Anecdotes aren’t data, but if this guy is so charismatic that he is convincing ICE agents to consider voting for him, he might have more latitude to work on police issues than his lamer predecessors. It’s not easy to take on technocratic power brokers and bust up their undemocratic concentrations of power in this city (in Moses’s case, it took four decades before Nelson Rockerfeller finally pulled it off), and there are a million ways that these power brokers might Zohran Mamdani bring to a heel, or bury him in negative press and public backlash if he tries to take them on. What’s exciting about this moment is that for the first time in decades, it is possible for someone to even give it a shot.
Correction: A previous version of this post referred to Eric Garner’s killing happening fifteen years ago. It is 2025 now, and Garner was killed in 2014, so it happened eleven years ago. I regret the error!
Well put, but I'm not sure if I agree with the suggestion that by reappointing Tisch, Mamdani would be "giving up...any real shot at the intensive reform that the department urgently needs." After all, he can always remove her later. Given her reputation in the media, if he fires her now, then any NYPD controversy that emerges during his term -- and there will surely be one, especially if he attempts intensive reforms -- will be attributed to that decision, and essentially kill whatever changes he tries to implement, the way the 2014-15 backlash killed any movement towards reform under DeBlasio.

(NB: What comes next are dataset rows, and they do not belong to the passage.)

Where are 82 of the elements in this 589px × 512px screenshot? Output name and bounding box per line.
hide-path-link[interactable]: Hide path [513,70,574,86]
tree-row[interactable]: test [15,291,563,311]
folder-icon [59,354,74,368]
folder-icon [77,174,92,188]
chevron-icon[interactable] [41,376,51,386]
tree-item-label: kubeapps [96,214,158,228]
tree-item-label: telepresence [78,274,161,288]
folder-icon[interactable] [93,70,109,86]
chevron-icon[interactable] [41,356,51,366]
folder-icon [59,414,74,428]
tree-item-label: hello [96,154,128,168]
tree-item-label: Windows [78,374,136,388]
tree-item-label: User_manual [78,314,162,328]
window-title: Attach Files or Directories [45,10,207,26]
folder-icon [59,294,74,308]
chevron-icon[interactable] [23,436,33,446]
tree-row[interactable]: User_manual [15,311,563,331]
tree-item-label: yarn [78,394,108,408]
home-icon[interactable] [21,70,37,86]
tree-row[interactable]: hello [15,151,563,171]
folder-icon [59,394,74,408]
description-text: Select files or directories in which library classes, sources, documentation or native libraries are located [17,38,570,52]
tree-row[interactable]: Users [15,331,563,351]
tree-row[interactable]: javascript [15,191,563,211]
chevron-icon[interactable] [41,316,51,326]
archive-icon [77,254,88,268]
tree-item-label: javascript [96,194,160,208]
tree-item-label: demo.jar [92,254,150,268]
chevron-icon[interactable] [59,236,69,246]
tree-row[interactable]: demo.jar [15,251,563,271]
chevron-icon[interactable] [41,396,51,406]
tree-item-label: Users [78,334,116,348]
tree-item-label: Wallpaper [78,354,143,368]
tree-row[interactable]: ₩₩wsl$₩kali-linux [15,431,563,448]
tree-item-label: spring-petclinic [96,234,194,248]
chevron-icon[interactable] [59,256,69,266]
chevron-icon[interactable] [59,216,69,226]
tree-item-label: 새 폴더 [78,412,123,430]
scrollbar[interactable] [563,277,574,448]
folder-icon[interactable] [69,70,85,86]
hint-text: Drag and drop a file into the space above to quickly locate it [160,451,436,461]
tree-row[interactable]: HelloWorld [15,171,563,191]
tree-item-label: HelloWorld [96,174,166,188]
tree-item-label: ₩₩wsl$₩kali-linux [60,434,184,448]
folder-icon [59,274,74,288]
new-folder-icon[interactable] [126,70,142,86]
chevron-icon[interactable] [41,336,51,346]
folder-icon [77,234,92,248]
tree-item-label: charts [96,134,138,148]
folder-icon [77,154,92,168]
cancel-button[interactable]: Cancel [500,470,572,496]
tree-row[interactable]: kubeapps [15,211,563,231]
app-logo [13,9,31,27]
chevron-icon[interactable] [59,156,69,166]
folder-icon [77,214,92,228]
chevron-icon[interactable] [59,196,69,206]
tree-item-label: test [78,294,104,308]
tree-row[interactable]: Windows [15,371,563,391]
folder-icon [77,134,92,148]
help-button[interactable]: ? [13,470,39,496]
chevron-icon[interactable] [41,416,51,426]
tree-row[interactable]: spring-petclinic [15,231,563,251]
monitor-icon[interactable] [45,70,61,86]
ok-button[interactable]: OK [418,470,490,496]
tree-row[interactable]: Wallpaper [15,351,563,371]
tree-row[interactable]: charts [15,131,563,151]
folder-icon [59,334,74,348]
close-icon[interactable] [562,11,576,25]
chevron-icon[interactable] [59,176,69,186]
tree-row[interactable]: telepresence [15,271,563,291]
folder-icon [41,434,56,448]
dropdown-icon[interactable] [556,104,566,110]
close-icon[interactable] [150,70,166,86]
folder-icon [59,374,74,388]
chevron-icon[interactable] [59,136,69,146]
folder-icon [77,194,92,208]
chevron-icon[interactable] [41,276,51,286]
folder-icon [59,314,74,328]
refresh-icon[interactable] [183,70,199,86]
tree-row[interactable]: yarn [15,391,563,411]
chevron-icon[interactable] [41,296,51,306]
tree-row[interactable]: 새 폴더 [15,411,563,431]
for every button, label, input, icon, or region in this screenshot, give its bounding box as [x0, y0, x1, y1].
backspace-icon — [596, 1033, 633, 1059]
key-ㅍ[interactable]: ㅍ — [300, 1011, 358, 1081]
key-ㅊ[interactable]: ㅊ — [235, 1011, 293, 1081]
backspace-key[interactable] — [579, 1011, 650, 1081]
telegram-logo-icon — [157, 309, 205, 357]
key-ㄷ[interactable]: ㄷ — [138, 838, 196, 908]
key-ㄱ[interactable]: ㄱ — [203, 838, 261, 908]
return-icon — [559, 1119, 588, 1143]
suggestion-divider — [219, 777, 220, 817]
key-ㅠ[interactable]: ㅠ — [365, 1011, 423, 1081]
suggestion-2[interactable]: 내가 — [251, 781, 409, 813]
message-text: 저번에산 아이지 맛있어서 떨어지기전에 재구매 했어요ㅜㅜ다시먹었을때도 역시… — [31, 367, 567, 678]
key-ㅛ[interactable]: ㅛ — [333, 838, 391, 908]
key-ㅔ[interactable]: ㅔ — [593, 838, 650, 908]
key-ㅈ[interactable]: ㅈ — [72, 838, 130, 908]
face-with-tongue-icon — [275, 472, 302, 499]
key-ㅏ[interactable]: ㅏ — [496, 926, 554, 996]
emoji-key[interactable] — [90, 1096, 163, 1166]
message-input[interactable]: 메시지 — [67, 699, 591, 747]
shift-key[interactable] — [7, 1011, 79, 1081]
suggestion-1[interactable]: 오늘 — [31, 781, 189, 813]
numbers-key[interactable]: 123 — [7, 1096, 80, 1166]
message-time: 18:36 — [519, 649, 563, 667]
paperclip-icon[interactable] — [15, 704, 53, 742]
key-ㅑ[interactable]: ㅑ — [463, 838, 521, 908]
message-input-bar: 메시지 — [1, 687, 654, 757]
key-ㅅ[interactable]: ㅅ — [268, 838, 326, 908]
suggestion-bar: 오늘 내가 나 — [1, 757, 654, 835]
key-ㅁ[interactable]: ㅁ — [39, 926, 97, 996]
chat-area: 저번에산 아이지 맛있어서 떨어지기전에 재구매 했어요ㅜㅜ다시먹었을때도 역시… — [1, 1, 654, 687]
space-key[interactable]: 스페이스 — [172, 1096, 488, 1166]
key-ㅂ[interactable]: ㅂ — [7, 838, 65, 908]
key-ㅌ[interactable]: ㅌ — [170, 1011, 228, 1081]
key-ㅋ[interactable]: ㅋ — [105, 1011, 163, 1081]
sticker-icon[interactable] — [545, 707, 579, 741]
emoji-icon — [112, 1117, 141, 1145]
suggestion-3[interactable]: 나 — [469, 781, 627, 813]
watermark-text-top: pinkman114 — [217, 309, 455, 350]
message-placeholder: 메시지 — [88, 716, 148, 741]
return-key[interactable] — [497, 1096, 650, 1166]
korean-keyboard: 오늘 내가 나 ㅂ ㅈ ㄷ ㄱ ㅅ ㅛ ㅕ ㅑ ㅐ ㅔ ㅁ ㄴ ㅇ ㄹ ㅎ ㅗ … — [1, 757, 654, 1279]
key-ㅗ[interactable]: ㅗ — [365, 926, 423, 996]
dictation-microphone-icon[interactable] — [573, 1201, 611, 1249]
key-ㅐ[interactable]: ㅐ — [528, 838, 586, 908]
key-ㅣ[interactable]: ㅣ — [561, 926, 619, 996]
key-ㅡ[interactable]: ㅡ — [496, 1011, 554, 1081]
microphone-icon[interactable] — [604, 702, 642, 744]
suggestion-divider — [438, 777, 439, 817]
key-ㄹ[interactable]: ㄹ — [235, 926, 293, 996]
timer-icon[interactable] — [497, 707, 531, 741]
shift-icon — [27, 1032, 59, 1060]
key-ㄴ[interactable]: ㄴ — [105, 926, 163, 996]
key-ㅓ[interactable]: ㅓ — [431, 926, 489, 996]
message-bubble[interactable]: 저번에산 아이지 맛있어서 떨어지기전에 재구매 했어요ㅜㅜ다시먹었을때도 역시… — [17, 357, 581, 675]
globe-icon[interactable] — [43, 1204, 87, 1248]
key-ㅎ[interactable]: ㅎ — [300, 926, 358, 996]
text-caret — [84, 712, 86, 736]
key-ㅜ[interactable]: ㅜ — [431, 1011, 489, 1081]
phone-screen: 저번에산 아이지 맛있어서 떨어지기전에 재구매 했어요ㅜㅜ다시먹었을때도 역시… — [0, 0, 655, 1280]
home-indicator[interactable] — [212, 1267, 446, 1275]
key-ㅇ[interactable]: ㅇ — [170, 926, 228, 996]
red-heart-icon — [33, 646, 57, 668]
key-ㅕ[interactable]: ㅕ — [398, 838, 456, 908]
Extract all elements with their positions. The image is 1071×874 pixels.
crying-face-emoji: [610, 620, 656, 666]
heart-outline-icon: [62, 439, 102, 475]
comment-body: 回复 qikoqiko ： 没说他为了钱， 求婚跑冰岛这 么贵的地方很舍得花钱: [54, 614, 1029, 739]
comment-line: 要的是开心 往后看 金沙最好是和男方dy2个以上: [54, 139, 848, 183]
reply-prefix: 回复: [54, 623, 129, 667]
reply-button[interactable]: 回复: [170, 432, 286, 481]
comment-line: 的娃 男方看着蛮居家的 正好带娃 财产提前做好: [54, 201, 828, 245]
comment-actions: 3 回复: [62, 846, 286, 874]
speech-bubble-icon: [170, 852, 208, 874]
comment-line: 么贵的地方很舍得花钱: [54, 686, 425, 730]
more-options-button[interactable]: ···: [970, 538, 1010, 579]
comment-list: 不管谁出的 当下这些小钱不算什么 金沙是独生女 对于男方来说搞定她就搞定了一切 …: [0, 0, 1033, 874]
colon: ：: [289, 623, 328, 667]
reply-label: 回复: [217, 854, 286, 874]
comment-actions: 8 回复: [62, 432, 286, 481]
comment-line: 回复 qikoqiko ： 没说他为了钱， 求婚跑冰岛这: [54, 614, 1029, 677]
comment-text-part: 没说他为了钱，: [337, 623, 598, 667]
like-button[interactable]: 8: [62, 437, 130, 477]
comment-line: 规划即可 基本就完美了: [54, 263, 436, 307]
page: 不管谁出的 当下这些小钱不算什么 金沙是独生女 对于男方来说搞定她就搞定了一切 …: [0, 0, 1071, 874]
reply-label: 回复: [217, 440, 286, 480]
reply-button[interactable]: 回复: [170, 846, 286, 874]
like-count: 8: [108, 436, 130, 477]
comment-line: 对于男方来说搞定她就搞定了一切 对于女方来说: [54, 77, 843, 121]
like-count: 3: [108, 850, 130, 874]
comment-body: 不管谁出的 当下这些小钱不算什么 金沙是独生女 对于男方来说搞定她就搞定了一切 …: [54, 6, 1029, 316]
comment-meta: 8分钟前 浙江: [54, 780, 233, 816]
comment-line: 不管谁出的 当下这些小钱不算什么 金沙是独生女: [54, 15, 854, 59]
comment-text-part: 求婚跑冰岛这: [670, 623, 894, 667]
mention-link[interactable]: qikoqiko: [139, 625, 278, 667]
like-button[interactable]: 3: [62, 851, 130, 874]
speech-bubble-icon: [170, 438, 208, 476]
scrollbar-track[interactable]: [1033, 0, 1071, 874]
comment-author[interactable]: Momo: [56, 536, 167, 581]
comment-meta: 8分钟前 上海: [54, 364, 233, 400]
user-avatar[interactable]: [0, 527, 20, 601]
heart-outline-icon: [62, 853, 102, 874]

OTOH, if he keeps her on, then she can function as a shield to any such controversy. This doesn't mean kowtowing to Tisch the way Wagner did to Moses, but simply leaving her with the kind of power she currently has. As you acknowledge, Tisch exceeds the low bar set by her predecessors, and it's not like leaving her in power means Zohran has to concede to her calls to increase NYPD headcount or forego his proposed Department of Community Safety. It may even give him political cover to make those reforms without the kind of blowback De Blasio got.
I think this is a great piece. Thank you for popping the bubble of mythos forming around Tisch's supposed management skills. Just wanted to add that I'm not sure the point about de Blasio's not having working class support is true. His favorables remained 70+ with Black and Latino New Yorkers, it was Park Slope libs (and white conservatives) who came to despise him.